Namun, itu bukan hal yang buruk bagi Wei Huo. Nama pembatas menunjukkan bahwa itu adalah mekanisme yang dibangun untuk melindungi tubuh manusia. Itu bisa mencegah menarik otot mereka dari menggunakan terlalu banyak kekuatan, atau mencegah otak dari menarik terlalu banyak kekuatan dan secara tidak sengaja memecahkan gelas saat minum air.
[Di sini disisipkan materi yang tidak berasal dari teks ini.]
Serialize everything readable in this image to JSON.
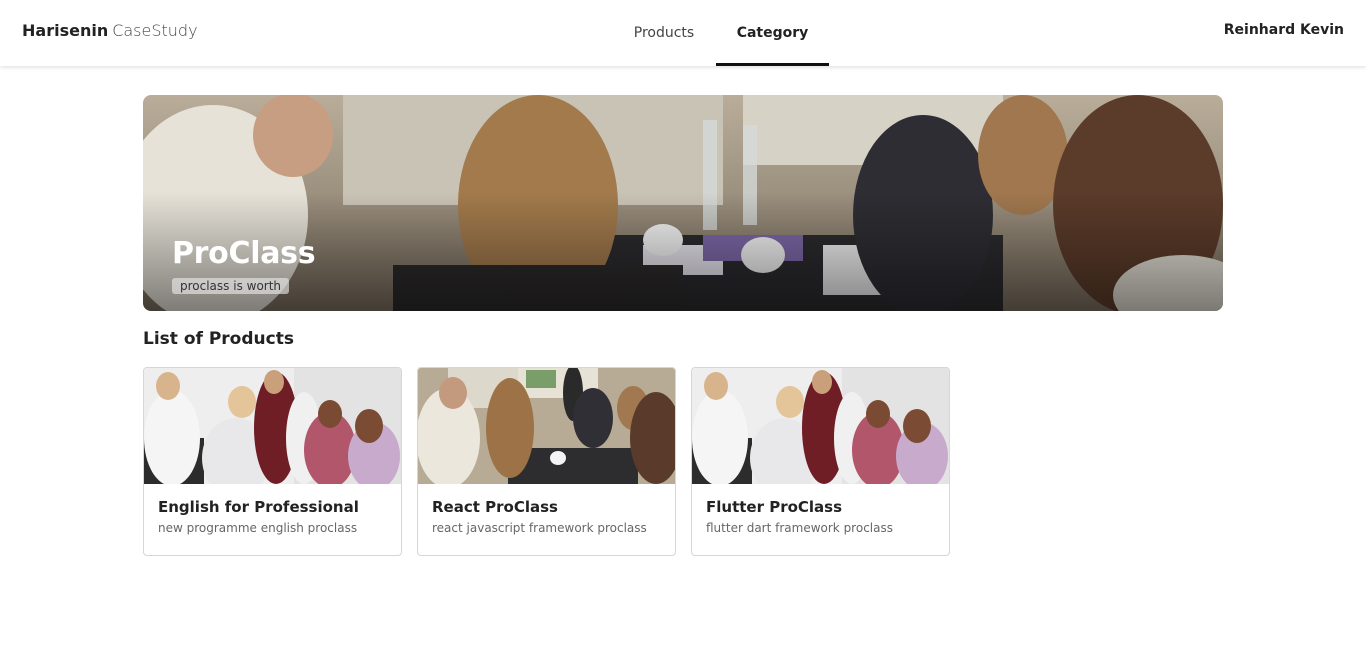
{
  "header": {
    "brand_bold": "Harisenin",
    "brand_light": "CaseStudy",
    "nav": [
      {
        "label": "Products",
        "active": false
      },
      {
        "label": "Category",
        "active": true
      }
    ],
    "user_name": "Reinhard Kevin"
  },
  "hero": {
    "title": "ProClass",
    "subtitle": "proclass is worth"
  },
  "section": {
    "title": "List of Products"
  },
  "products": [
    {
      "title": "English for Professional",
      "description": "new programme english proclass",
      "image": "team-photo"
    },
    {
      "title": "React ProClass",
      "description": "react javascript framework proclass",
      "image": "classroom-photo"
    },
    {
      "title": "Flutter ProClass",
      "description": "flutter dart framework proclass",
      "image": "team-photo"
    }
  ],
  "colors": {
    "accent": "#111111",
    "border": "#d6d6d6"
  }
}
Bahkan mungkin bisa mencegah seorang pria dari tidak sengaja meruntuhkan dinding ketika dia ‘kabedon
2
Pakar seni bela diri selalu memukau orang dengan memotong batu bata dengan tangan kosong di televisi. Fakta sebenarnya adalah bahwa banyak orang dapat melakukan hal yang sama.
Pada saat yang sama, limiter memiliki definisi lain yang merupakan batasan yang tidak dapat dipindahkan. Tidak peduli seberapa keras seseorang berolahraga, akan selalu ada batasan jumlah push-up dan chin-up yang dapat dilakukan. Kekuatan dan jumlah sel membatasi pertumbuhan manusia dalam arti tertentu. Penghapusan pembatas berarti bahwa kekuatan sel dapat dikembangkan tanpa batas.
9
Tidak adanya pembatas akan memungkinkan manusia menjadi lebih kuat dari beruang atau lebih cepat dari macan tutul. Siapa pun dapat mencapainya dengan pelatihan yang memadai. Misalnya dengan melakukan 100 push up, 100 sit up, 100 squat dan 10 kilometer jogging, dan seterusnya setiap hari.
26
Selama masa pelatihannya cukup lama, tidak heran jika manusia mampu meledakkan bumi hanya dengan satu pukulan.
1
Wei Hou dipenuhi dengan kepercayaan diri. ‘Pertanian? Memburu? Apakah kamu bercanda? Tanpa pembatas, aku bisa menjadi manusia super dengan berlatih secukupnya!’
2
Wei Huo kemudian melihat pangkatnya.
‘Peringkat, Tidak Bisa Lagi Normal.’
6
Wei Huo terdiam.
Apakah kata ‘Normal’ perlu ditekankan?
Kualitas tubuh manusia memang tidak bisa lebih normal lagi. Manusia bisa kehilangan nyawanya hanya dengan satu bencana alam, kecelakaan, atau bahkan bencana yang tidak terduga. Tubuh manusia benar-benar rapuh!
9
Namun, penghapusan pembatas manusia menunjukkan bahwa manusia juga bisa menjadi manusia super!
5
Wei Huo memutuskan untuk menyerah pada latihan memanahnya, dan melakukan latihan intensif mulai besok.
5
‘Saya telah menghabiskan tiga tahun di taman kanak-kanak, enam di sekolah dasar, tiga di sekolah menengah, tiga di sekolah menengah, dan dua di universitas. Saya benar-benar ahli dalam hal pembelajaran dan ketekunan.’